Bill Price is an attorney in private practice in Warrenville, Illinois. He is the 2012 recipient of the ISBA Section of General Practice "Tradition of Excellence" award.

He is the Secretary and Vice-Chairman of the Institute for Illinois Business Laws, in which capacity he chaired the subcommittees that wrote both versions of the state Limited Liability Companies Act. He served as the 2007-08 Chairman for the Corporation, Securities, and Business Law Section Council of the ISBA, and is a 2012-2103 member of that Section Council. Mr.
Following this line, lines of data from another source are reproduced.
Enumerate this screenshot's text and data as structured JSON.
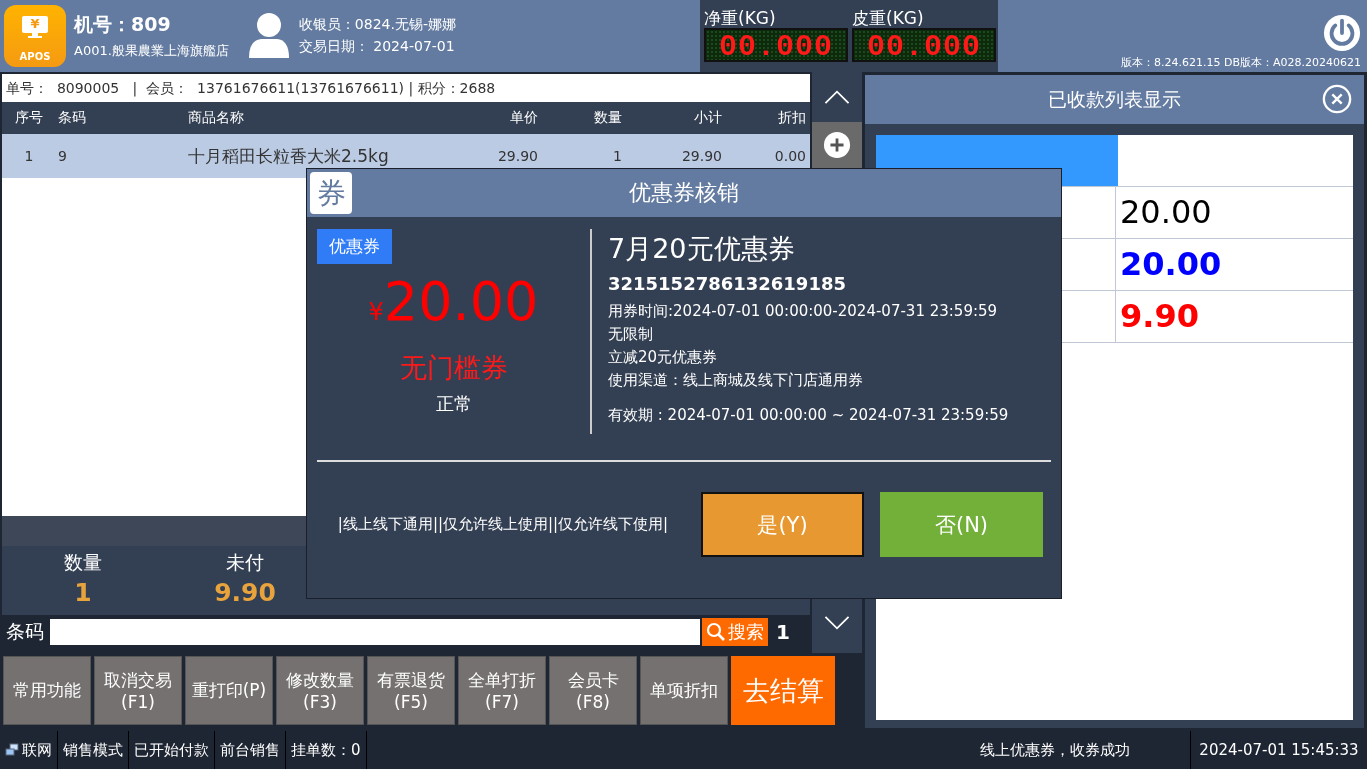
{
  "header": {
    "logo": {
      "symbol": "¥",
      "label": "APOS"
    },
    "terminal": "机号：809",
    "store": "A001.般果農業上海旗艦店",
    "cashier": "收银员：0824.无锡-娜娜",
    "trade_date": "交易日期： 2024-07-01",
    "scales": [
      {
        "label": "净重(KG)",
        "reading": "00.000"
      },
      {
        "label": "皮重(KG)",
        "reading": "00.000"
      }
    ],
    "version": "版本：8.24.621.15 DB版本：A028.20240621"
  },
  "order_info": "单号：  8090005   |  会员：  13761676611(13761676611) | 积分：2688",
  "table": {
    "columns": [
      "序号",
      "条码",
      "商品名称",
      "单价",
      "数量",
      "小计",
      "折扣"
    ],
    "rows": [
      {
        "cells": [
          "1",
          "9",
          "十月稻田长粒香大米2.5kg",
          "29.90",
          "1",
          "29.90",
          "0.00"
        ],
        "selected": true
      }
    ]
  },
  "summary": [
    {
      "label": "数量",
      "value": "1"
    },
    {
      "label": "未付",
      "value": "9.90"
    }
  ],
  "barcode": {
    "label": "条码",
    "search": "搜索",
    "count": "1"
  },
  "functions": [
    {
      "label": "常用功能"
    },
    {
      "label": "取消交易",
      "key": "(F1)"
    },
    {
      "label": "重打印(P)"
    },
    {
      "label": "修改数量",
      "key": "(F3)"
    },
    {
      "label": "有票退货",
      "key": "(F5)"
    },
    {
      "label": "全单打折",
      "key": "(F7)"
    },
    {
      "label": "会员卡",
      "key": "(F8)"
    },
    {
      "label": "单项折扣"
    }
  ],
  "checkout": "去结算",
  "payments_panel": {
    "title": "已收款列表显示",
    "rows": [
      {
        "amount": "20.00",
        "color": "#000000",
        "emphasis": false
      },
      {
        "amount": "20.00",
        "color": "#0000ff",
        "emphasis": true
      },
      {
        "amount": "9.90",
        "color": "#ff0000",
        "emphasis": true
      }
    ]
  },
  "dialog": {
    "icon_text": "券",
    "title": "优惠券核销",
    "tag": "优惠券",
    "currency": "¥",
    "amount": "20.00",
    "type": "无门槛券",
    "status": "正常",
    "name": "7月20元优惠券",
    "code": "3215152786132619185",
    "details": [
      "用券时间:2024-07-01 00:00:00-2024-07-31 23:59:59",
      "无限制",
      "立减20元优惠券",
      "使用渠道：线上商城及线下门店通用券"
    ],
    "validity": "有效期 : 2024-07-01 00:00:00 ~ 2024-07-31 23:59:59",
    "channels": "|线上线下通用||仅允许线上使用||仅允许线下使用|",
    "buttons": [
      {
        "label": "是(Y)",
        "kind": "confirm"
      },
      {
        "label": "否(N)",
        "kind": "cancel"
      }
    ]
  },
  "status_bar": {
    "items": [
      {
        "label": "联网",
        "kind": "network"
      },
      {
        "label": "销售模式"
      },
      {
        "label": "已开始付款"
      },
      {
        "label": "前台销售"
      },
      {
        "label": "挂单数：0"
      }
    ],
    "message": "线上优惠券，收券成功",
    "time": "2024-07-01 15:45:33"
  }
}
Price is a 2012-2013 member of the Administrative Law Section Council, for which he is general editor for the 2007 edition of the ISBA Handbook of Illinois Administrative Law, and edits the Section newsletter. He has also chaired that Section Council.

His private practice includes business and administrative litigation, international and national transactions, and nonprofit entity law.

He was appointed by Governor Edgar and confirmed by the Illinois Senate as the state Small Business Utility Advocate. He also has taught courses in private equity and venture capital project financing at the Stuart Graduate School of Business, Illinois Institute of Technology.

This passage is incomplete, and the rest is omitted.